Qui a tué Mary Rogers? Toutes les hypothèses sont imaginées. Est-ce l’acte de dépit de l’un ou l’autre des trois hommes qui logent dans la pension où elle sert les repas, tombés amoureux au point de la demander chacun en mariage? Est-ce l’acte d’un groupe de voyous qui hantent les rives de l’Hudson et sèment violence et terreur dans un New York gangréné par les gangs? D’un pervers criminel? Pourquoi Mary a-t-elle indiqué qu’elle partait visiter une tante alors qu’il n’en était rien? Serait-ce un avortement qui a mal tourné? Contemporain de l’affaire, alors critique, dramaturge et écrivain, lui-même client de la fameuse boutique de cigares, Edgar Poe – selon qui « la mort d’une belle femme est incontestablement le plus poétique sujet du monde » – s’empare de l’affaire et écrit Le Mystère de Marie Roget, transposant l’affaire à Paris tout en prétendant révéler l’entier du mystère – un livre considéré comme le premier « true crime » de l’histoire de la littérature. L’affaire fait la une des journaux de longues semaines, puis de longs mois. Mais la mort de Mary Rogers reste inexpliquée. Elle l’est encore de nos jours.

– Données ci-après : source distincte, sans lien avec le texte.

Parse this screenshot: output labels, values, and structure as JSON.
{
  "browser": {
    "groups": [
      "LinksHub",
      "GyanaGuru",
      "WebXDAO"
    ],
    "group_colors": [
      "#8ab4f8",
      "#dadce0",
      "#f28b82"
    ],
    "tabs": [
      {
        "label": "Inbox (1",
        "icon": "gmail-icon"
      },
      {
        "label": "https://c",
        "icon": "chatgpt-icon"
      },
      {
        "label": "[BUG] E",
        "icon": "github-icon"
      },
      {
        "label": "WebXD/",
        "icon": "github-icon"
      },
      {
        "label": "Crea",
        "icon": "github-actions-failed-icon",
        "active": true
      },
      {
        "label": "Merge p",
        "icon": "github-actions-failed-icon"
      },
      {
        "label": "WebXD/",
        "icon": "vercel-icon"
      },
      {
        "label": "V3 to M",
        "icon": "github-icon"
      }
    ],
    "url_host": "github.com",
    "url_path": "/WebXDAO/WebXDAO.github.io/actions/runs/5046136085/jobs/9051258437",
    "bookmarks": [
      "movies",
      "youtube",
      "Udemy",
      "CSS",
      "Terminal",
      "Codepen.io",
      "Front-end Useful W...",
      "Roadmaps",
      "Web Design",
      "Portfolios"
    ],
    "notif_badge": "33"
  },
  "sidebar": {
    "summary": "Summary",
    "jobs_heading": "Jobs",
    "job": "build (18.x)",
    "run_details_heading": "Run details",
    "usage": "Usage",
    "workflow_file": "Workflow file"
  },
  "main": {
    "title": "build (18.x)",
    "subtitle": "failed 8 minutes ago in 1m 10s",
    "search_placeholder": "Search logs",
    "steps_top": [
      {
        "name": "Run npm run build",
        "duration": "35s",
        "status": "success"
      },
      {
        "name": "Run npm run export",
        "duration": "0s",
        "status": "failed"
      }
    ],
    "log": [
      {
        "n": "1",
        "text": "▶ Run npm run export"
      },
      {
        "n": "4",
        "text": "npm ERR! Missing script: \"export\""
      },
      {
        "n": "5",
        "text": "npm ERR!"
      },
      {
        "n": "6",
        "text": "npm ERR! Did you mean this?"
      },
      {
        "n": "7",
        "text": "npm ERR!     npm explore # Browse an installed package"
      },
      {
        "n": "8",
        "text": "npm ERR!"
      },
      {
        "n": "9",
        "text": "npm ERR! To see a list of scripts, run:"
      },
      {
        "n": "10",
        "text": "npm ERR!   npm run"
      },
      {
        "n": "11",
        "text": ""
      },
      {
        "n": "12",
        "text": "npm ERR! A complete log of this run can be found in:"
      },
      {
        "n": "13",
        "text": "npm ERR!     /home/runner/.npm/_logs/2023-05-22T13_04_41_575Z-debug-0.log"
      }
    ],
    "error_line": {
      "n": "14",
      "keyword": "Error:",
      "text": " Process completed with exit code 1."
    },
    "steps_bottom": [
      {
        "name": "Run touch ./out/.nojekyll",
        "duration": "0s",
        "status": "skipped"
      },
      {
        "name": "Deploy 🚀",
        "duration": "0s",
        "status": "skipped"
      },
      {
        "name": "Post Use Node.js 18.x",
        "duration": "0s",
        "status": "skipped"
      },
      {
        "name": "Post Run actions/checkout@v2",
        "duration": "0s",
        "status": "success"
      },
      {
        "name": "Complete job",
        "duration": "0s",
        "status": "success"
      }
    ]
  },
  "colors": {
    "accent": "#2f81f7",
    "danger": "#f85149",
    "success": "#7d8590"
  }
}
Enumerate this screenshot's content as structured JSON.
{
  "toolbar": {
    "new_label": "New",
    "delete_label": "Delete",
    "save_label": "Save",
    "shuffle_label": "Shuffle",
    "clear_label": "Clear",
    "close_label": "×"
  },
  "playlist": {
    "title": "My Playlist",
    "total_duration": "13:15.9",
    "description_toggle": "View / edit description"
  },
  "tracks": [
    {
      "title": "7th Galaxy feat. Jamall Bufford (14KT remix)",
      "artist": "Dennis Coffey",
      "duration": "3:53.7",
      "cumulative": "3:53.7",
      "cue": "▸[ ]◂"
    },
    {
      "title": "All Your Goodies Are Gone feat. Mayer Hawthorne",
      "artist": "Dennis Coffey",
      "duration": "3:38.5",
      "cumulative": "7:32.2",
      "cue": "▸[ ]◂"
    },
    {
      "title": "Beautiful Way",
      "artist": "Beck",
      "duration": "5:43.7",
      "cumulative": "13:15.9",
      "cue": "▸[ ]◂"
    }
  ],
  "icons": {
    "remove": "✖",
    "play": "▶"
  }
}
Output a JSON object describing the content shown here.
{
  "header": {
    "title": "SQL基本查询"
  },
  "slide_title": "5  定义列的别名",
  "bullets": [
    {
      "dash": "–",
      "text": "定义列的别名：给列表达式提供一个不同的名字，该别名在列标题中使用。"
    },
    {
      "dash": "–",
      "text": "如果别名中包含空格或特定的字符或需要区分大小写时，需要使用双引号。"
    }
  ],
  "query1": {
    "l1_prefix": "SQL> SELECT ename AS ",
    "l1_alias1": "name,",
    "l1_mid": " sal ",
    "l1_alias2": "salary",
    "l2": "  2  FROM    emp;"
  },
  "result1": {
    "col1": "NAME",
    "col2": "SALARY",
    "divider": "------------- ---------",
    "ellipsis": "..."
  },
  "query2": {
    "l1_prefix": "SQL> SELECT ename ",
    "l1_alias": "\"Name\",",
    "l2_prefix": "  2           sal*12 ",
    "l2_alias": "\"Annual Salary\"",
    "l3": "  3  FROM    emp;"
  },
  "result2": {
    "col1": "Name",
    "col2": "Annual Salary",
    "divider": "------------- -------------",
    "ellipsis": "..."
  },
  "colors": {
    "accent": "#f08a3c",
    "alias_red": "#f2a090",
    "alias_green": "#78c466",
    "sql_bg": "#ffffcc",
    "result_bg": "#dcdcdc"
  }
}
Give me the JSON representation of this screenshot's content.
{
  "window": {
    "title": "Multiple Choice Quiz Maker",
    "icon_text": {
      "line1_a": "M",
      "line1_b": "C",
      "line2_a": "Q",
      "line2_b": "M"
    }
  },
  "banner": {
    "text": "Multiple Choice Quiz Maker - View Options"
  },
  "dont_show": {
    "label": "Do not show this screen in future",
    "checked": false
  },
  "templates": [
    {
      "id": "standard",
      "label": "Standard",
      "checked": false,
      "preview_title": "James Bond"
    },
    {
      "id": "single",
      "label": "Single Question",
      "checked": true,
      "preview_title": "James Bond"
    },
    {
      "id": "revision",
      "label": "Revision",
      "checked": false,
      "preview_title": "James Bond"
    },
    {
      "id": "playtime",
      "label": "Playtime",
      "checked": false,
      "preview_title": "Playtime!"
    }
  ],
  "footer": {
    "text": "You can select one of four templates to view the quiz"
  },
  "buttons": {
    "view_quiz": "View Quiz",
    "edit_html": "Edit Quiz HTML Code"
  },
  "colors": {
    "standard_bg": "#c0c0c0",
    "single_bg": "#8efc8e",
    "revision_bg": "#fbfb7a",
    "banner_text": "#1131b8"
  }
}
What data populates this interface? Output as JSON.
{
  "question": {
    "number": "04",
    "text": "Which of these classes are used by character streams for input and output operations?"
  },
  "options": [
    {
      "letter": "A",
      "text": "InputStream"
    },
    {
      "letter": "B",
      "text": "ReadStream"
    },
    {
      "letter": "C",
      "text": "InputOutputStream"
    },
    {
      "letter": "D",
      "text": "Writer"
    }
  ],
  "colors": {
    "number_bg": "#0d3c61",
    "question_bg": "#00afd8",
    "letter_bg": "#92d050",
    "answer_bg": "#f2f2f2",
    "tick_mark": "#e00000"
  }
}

Une gourmandise pour tout écrivain! Etienne Barilier n’est certes pas estampillé auteur de roman policier, mais tout au long de sa riche carrière d’écrivain et d’essayiste, il n’a eu de cesse de tourner autour de ce qui fait le cœur de l’affaire Mary Rogers: l’obsession pour la beauté et sa possession à tout prix, la fascination pour la mort et sa représentation dans l’art, les sombres mystères des passions humaines et les ressorts intimes de l’inspiration artistique. Barilier avoue deux objectifs avec ce livre: révéler ce que Poe savait vraiment sur le meurtre mais sans l’écrire dans son roman, et réhabiliter la victime, Mary Rogers, à laquelle personne ne s’est réellement intéressé. Qui était-elle vraiment ?
«Qui a tué Mary Rogers?» est un véritable bijou, tout à la fois roman policier impeccable et passionnant, et enquête littéraire confrontant Edgar Poe à ses propres démons amoureux. Barilier reprend l’affaire dès le début, retourne les faits dans tous les sens, explore la fascination durable et émue qu’elle a engendré. Cette élégante mise en abîme littéraire livre un true crime digne de Truman Capote tout en y intégrant le récit fondateur du true crime d’Edgar Poe, le tout écrit à l’os, avec précision et fluidité mais non sans une émotion affleurant à chaque page lorsqu’il s’agit d’esquisser le destin tragique de la jeune victime.
Et quel plaisir de plonger dans le New York des années 1840, bouillonnant et contrasté, que l’écrivain nous rend avec une aisance et un réalisme épatant! Sa plume nous promène du fameux City Hall, déjà en activité, au terrible quartier de Five Points, celui des bordels et des gangs, en passant par la rue Nassau, celle de la pension de famille où travaille Mary, celle aussi des journaux et gazettes qui prospèrent et se multiplient, friandes jusqu’à l’indigestion de faits divers et de rumeurs, traversant enfin le fleuve Hudson en ferry pour se retrouver à Hoboken, alors bucolique et vaste parc verdoyant avec auberges et fausse grotte romantique où familles, sportifs et couples se donnent rendez-vous les fins de semaines et soirées. Hoboken où, dans un buisson touffu, une jeune femme est certainement morte étranglée un jour caniculaire de juillet 1841.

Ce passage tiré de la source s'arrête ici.